My rash is back, so that's sexy. On and off all this time I've been getting this funny stressy eczema with lots of tiny thingies all over the palms pf my hands. It's not contagious, for a while I was like OMG HAND HERPES but the doctor's seen it and I'm just allergic to Amsterdam. Apparently there's no cure, so yay! It's a bit annoying as the stress is OVER now, OVER. Hey, body, it's summer. Why not just break out in pustules all over? Why stop at the hands? It's pretty annoying as I've always been one of these hyper hardy people with no allergies and an iron stomach and functional skin and normal glands and all that. I've always subconsciously suspected other people of putting these ailments on. Now I've become one I'm going to whinge in great detail about it and at length in the mistaken idea that it's mildly interesting to anyone else. Yes.

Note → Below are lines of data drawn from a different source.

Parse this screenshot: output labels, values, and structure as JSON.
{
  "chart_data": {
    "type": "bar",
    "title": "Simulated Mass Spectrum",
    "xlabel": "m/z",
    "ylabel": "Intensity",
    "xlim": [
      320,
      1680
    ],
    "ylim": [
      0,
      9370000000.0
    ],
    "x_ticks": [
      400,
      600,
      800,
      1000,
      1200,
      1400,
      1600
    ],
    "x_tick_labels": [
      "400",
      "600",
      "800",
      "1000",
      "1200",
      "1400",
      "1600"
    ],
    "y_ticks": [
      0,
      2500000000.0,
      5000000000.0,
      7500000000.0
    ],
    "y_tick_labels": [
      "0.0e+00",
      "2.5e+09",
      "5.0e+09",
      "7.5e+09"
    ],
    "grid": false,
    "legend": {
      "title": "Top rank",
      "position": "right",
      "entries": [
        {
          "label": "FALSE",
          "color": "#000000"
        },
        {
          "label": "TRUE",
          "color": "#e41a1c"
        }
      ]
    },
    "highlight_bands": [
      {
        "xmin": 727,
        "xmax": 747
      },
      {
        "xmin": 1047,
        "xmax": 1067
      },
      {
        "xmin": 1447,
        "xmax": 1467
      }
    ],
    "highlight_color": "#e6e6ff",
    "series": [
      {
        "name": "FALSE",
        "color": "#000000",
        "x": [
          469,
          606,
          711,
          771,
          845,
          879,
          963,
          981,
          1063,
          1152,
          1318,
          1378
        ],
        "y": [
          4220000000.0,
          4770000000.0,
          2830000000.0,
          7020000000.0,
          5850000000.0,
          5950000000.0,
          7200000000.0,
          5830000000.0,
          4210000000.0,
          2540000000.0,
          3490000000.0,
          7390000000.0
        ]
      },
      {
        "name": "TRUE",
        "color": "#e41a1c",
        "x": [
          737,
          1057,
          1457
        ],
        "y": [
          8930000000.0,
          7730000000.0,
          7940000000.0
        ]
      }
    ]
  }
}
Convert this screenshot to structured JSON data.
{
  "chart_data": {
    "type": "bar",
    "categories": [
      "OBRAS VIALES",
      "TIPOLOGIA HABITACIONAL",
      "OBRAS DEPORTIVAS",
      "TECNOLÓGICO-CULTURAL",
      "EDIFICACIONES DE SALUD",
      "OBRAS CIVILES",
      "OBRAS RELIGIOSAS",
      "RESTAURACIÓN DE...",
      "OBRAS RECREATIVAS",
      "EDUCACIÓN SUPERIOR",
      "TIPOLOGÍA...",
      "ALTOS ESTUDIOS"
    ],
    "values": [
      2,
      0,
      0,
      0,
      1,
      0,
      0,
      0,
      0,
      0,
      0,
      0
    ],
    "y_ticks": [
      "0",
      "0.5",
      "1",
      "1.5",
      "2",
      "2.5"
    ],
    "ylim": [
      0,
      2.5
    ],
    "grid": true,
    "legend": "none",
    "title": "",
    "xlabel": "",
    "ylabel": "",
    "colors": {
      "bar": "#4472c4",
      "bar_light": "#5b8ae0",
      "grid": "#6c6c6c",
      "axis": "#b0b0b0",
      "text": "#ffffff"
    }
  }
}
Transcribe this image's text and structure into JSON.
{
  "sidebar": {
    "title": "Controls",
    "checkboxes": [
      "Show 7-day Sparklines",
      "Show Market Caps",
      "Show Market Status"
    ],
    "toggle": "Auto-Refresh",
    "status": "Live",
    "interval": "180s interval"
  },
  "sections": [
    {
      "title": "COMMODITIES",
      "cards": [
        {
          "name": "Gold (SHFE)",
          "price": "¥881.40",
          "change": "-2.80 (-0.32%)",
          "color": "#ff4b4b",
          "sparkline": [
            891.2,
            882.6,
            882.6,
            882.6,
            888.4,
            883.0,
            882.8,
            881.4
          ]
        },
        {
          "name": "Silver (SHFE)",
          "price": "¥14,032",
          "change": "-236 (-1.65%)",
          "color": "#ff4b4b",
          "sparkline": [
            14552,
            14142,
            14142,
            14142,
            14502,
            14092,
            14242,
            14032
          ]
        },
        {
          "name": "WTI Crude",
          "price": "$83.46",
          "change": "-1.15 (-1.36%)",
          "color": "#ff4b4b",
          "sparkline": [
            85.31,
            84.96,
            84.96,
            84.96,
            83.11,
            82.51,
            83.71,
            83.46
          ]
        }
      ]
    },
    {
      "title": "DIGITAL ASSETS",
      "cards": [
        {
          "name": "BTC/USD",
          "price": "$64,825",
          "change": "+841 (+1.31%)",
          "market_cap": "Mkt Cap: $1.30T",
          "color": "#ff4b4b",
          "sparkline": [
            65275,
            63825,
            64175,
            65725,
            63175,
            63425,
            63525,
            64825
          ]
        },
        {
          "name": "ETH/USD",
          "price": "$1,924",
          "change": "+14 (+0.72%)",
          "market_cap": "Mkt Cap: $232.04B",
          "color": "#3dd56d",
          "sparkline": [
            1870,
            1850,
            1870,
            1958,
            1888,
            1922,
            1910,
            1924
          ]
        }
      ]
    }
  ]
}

The project went well. I'm not happy with it, not by a long way, but I can't be bothered to talk about it. My brain is currently porridge. Spent three days in a torpor unable to respond to any kind of stimulus. But we got audience and press and nothing went wrong, so on the level of functioning it went well. The project itself - AND CERTAIN COLLEAGUES - I'm thoroughly disappointed with.
We're having a heatwave and I am just warming up to the idea of making my little flat all mine - I've always wanted to live alone. I'm going to paint the place white (currently a grue shade of pink) and my plants on the balcony are doing well and I'm going to get cool furniture from my cool furniture sources. Even so I keep having searing visions of being at home with mum and dad. I never want to leave home again. I want to be a houseplant. Tended by my mother.
Last night Lilian and I watched Dawn Porter, three episodes brought to me by
geshmally , and it was wonderful stuff. THANK YOU ALISON. I've converted Lilian to Dawn, as is right and proper. There was the Dawn becomes a Geisha Girl, Dawn and the Mail Order Brides, and Dawn and the Polygamists. I love how somehow Dawn extracts (something like) a mildly feminist critique without actually ever uttering the words 'feminism', 'patriarchy', 'oppression', 'exotification', etc etc. This is how it has to be on channel four I suppose.
What's weird about all these things is how such extreme examples of patriarchal sway produce conditions of female solidarity remarkably similar to those dreamed up by radical separatist feminists. You're a woman who's not so into sex, loves the home, loves other kids equally to your own, and the company of other women to help you? Polygamy's not such a bad deal. You're a woman who's not so into sex, wants to learn an ancient, exacting discipline/art form alongside other women? Becoming a geisha might not be such a bad thing. You're a woman who wants to party a bit and maybe get out of your country? Become a mail order bride, you get free booze and free meals from stupid western men. It's like nunneries. No institution could be ideologically more restrictive to female freedom, yet if I was in the middle ages I'd have been a nun quick sharp. Free beer, a chance to study and learn a skill, hang out with women, and have some influence on the world. and knit exciting underwear and shag michael palin.
Obviously there's the sex part, which I would miss. But I'm sure there's room for a bit of lesbianism in all this.
I am so many light years away of thinking of these setups as even mildly acceptable in the world, but I suppose this is why the women (aside from the fact of their false consciousness, I don't care how un-PC it is there is a strong element of THEY DON'T KNOW THEY DON'T KNOW of their situations) - I suppose this is why the women don't rise up against it. Because it's not only bearable, it's pleasant.
Dawn let the fellas off far too lightly in all of this I think. Oh, and, you know, the patriarchy. But never mind. In the absence of any actual feminist perspective on Channel Four, we love Dawn.